Strong strain dependence of friction in graphene kirigami allows engineering a negative coefficient of friction

Article

Juel, Mikkelmetzsch; Malthe-Sorenssen, Anders; Sveinsson, Henrik Andersen

University of Oslo; Swiss Federal Institutes of Technology Domain; ETH Zurich; Swiss Federal Institutes of Technology Domain; Swiss Federal Institute for Forest, Snow & Landscape Research

PROCEEDINGS OF THE NATIONAL ACADEMY OF SCIENCES OF THE UNITED STATES OF AMERICA

0027-9627

10.1073/pnas.2501728122

2025-07-15

The friction force typically increases linearly with normal load with a constant of proportionality called the coefficient of friction. Most materials exhibit a positive friction coefficient, so that an increase in the normal load leads to an increase in the friction force. Recently, materials with negative friction coefficients have been observed at meticulously constructed interfaces due to an interplay between superstructures at heterojunctions, out-of-plane buckling, or the ordering of thin water films. However, the magnitude of the negative friction coefficient is typically much less than 10-2, the geometries are highly restrictive, and the mechanisms are difficult to scale to larger systems.
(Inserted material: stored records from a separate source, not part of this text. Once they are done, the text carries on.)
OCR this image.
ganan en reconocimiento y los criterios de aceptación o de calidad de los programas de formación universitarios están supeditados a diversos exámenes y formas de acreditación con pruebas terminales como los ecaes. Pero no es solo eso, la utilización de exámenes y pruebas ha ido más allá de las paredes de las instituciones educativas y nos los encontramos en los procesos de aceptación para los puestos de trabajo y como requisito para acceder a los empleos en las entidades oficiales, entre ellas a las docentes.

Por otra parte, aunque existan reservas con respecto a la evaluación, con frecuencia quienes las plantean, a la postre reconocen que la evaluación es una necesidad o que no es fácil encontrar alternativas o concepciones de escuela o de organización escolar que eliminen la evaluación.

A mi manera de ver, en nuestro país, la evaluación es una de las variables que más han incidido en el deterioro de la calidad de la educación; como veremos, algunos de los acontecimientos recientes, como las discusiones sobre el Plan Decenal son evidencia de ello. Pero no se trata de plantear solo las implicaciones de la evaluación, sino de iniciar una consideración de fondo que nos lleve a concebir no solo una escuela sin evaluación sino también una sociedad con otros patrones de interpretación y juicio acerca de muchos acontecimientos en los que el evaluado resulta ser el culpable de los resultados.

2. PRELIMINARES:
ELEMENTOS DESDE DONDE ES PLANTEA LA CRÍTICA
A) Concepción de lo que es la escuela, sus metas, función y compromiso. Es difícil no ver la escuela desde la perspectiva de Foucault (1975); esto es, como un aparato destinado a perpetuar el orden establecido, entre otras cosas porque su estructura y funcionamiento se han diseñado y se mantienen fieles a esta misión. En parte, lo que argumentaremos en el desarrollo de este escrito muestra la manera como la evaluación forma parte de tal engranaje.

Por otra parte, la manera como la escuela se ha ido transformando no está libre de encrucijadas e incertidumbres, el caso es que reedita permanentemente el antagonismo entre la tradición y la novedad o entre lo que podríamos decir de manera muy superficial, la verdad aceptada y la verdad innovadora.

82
Here, we show that a friction coefficient of-0.08 can be obtained for a graphene sheet modified with kirigami-inspired cuts when inducing sheet tension through a normal load coupling. We use molecular dynamics simulations to show that the frictional behavior of kirigami cut sheets exhibits a strong nonmonotonic dependence on in-plane strain, while only weakly influenced by normal loading. We argue that the strong influence of strain arises from changes in commensurability between the graphene sheet and the substrate when the sheet deforms and buckles out of plane. We propose a simple nanomachine design that couples normal loading and sheet tension which enables the realization of different frictional laws, including a negative coefficient of friction. This represents a unique approach to creating tunable frictional surfaces and opens up applications in sheet-like systems across scales.